Al sinds begin vorig jaar is er een brede oppositiebeweging ontstaan waarbinnen niet alleen politieke partijen, maar vooral ook veel maatschappelijke organisaties, vakbonden, vrouwenorganisaties en de katholieke bisschoppenconferentie, zich verenigd hebben. Samen staan zij bekend onder de naam Akkoord van Montana, naar het hotel waar zij afgelopen augustus hun plannen presenteerden.
In reactie hierop vormde president Henry een groep om zich heen die de naam Akkoord van 11 September kreeg. Tot op heden vonden er geen gesprekken tussen beide groepen plaats. Het Akkoord van Montana wordt genegeerd door de internationale gemeenschap, die haar kaarten op Henry heeft gezet. Tegelijkertijd heeft het Akkoord van Montana de partij waartoe Henry behoort, de PHTK, uitgesloten van deelname aan hun groep, omdat zij die partij verantwoordelijk houden voor de chaos.
Maar nu gloort er wellicht een sprankje hoop. Vrijdag 11 februari vond een ontmoeting plaats tussen president Henry en enkele vertegenwoordigers van het Akkoord van Montana. Die laatsten verklaarden de volgende dag dat er een uitwisseling van standpunten heeft plaats gevonden. In vervolg op dit eerste overleg is het van belang om tot overeenstemming te komen over de principes van de onderhandelingen, een agenda en een tijdspad, stelde Jacques Ted St-Dic, de woordvoerder van de Montana vertegenwoordigers. “Het is een uitermate belangrijk moment voor ons. We denken dat het moment van onderhandeling en transitie, gebaseerd op een breed gevoelde consensus, is aangebroken”, zei Ted St-Dic.

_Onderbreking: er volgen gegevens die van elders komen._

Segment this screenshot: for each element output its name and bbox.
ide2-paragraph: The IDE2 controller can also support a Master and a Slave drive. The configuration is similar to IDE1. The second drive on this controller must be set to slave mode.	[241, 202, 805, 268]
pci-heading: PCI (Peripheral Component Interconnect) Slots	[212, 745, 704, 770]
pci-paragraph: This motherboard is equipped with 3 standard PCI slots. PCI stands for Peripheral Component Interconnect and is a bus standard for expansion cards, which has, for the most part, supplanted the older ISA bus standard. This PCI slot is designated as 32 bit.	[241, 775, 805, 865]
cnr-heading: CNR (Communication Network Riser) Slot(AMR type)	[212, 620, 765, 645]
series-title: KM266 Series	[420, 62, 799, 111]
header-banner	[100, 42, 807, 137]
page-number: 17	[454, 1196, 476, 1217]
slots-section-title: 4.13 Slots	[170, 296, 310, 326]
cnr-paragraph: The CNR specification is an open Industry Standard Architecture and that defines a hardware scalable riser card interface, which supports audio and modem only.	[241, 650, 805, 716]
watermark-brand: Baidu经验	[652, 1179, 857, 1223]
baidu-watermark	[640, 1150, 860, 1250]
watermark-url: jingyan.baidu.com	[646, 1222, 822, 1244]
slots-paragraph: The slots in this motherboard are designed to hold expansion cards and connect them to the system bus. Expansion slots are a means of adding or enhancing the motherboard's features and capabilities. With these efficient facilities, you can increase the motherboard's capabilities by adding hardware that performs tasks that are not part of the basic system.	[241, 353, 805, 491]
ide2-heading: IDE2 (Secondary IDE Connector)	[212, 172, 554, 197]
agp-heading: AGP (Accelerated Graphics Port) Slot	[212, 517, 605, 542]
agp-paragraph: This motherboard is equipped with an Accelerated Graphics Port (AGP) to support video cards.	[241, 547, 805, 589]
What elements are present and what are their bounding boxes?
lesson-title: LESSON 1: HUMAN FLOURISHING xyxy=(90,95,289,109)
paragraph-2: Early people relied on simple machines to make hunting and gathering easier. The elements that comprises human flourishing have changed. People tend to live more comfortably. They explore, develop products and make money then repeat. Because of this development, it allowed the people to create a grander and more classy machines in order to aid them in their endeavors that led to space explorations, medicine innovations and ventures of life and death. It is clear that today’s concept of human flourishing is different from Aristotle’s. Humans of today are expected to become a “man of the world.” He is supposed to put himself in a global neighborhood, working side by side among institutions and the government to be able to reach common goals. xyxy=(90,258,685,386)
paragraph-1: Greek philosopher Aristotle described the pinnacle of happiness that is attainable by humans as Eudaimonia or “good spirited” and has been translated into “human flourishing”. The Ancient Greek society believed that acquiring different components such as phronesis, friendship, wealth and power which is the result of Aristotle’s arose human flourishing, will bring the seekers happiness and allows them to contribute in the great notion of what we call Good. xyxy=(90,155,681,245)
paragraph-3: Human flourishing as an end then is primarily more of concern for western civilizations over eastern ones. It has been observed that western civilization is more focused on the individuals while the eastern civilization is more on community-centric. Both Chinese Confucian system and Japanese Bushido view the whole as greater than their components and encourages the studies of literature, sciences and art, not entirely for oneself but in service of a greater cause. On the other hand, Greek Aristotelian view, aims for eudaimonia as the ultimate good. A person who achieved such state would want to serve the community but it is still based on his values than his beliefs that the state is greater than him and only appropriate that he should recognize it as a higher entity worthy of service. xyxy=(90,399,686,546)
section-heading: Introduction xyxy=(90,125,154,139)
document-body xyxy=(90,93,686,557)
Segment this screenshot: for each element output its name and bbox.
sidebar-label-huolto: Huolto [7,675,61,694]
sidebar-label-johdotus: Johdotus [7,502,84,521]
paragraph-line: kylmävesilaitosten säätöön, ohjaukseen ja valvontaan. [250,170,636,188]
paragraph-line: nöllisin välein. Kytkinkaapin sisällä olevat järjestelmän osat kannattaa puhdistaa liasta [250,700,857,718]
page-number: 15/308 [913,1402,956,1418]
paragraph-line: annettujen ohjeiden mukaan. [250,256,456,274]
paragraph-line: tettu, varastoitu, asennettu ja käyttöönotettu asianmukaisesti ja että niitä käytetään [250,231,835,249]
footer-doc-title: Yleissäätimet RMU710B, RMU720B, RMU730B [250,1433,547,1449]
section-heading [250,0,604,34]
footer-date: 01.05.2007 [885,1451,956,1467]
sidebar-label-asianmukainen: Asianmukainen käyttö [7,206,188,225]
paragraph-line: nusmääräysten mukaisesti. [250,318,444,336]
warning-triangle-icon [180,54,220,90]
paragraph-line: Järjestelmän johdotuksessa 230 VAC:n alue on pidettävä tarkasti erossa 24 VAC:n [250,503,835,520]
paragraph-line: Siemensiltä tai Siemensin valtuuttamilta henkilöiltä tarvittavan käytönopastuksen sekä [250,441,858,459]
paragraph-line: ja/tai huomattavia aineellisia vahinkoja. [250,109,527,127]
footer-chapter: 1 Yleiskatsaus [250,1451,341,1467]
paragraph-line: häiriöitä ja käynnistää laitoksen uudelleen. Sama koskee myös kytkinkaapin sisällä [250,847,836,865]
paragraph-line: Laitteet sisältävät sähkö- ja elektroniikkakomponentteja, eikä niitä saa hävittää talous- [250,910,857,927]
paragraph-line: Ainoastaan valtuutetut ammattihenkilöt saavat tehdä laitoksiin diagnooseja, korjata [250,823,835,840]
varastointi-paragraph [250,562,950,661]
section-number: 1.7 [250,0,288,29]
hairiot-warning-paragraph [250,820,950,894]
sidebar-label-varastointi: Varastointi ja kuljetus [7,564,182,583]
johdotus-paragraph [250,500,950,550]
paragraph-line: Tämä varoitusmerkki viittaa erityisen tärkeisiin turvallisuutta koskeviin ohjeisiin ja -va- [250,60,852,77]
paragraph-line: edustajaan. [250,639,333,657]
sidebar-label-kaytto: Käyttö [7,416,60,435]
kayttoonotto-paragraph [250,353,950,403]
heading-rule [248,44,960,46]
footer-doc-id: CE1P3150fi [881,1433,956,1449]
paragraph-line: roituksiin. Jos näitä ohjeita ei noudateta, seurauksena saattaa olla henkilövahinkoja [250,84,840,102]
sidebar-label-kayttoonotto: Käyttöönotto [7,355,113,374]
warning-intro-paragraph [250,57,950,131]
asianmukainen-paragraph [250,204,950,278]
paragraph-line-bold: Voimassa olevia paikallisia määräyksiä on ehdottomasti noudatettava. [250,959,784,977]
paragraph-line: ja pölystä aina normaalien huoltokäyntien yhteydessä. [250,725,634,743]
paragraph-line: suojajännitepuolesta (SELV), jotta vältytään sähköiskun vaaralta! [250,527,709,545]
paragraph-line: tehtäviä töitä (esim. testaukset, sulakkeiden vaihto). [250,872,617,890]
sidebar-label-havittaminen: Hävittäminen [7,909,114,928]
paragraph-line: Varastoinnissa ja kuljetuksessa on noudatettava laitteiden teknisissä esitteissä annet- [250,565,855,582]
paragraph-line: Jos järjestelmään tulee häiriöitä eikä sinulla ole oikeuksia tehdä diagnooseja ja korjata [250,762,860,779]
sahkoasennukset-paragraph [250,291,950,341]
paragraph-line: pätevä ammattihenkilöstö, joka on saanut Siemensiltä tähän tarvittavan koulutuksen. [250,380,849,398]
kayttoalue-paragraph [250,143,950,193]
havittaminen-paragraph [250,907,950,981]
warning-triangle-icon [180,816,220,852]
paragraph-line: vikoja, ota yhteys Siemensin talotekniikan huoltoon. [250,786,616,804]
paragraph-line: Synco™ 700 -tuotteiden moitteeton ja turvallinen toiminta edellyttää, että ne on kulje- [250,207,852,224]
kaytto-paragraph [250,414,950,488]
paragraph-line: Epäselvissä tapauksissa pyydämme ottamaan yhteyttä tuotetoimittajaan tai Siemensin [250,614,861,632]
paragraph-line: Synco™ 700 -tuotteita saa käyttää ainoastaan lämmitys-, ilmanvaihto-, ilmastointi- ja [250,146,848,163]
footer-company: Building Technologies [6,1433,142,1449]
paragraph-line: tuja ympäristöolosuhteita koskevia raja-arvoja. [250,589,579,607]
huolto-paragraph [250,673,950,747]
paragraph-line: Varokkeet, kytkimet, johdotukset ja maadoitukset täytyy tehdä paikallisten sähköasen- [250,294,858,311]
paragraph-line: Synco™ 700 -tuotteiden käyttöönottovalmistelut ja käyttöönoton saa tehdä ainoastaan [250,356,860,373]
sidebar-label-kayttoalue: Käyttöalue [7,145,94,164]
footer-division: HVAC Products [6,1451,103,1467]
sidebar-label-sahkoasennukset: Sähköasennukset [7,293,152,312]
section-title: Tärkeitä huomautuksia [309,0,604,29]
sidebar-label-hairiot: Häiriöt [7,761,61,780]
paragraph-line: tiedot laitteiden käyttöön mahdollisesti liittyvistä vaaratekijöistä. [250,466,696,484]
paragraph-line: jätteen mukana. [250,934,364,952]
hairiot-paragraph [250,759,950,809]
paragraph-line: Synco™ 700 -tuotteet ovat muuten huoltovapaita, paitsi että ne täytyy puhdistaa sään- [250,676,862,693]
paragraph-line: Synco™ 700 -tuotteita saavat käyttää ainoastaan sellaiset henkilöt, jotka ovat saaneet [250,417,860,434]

Op 14 februari zou er opnieuw met elkaar worden gesproken in de Primature, het kantoor van de premier. De drie vertegenwoordigers, onder wie Jacques Ted St-Dic, arriveerden enkele minuten voor het afgesproken tijdstip, maar toen na vijfentwintig minuten wachten Ariel Henry zich nog altijd niet had gemeld hielden zij het voor gezien en zijn weer vertrokken. “Op 11 februari hebben we veertig minuten moeten wachten voordat Dr. Henry en zijn bondgenoten, zonder enig excuus, arriveerden. Dit maal hebben we vijfentwintig minuten gewacht zonder dat er iemand kwam. Dit laat zien dat er geen enkele waarde aan het overleg, waar het hele land op wacht, wordt gehecht. We zijn vertrokken”, zo staat te lezen in een tweet van de Montana vertegenwoordigers. De woordvoerder van de president ontkent dat hij schuldig is aan het mislukken van het overleg en dat hij nog altijd bereid is te onderhandelen. “We gaan geen oorlog voeren over het tijdstip.” Volgens hem werd er nog gewacht op enkele onderhandelaars. Een nieuwe afspraak is nog niet gemaakt…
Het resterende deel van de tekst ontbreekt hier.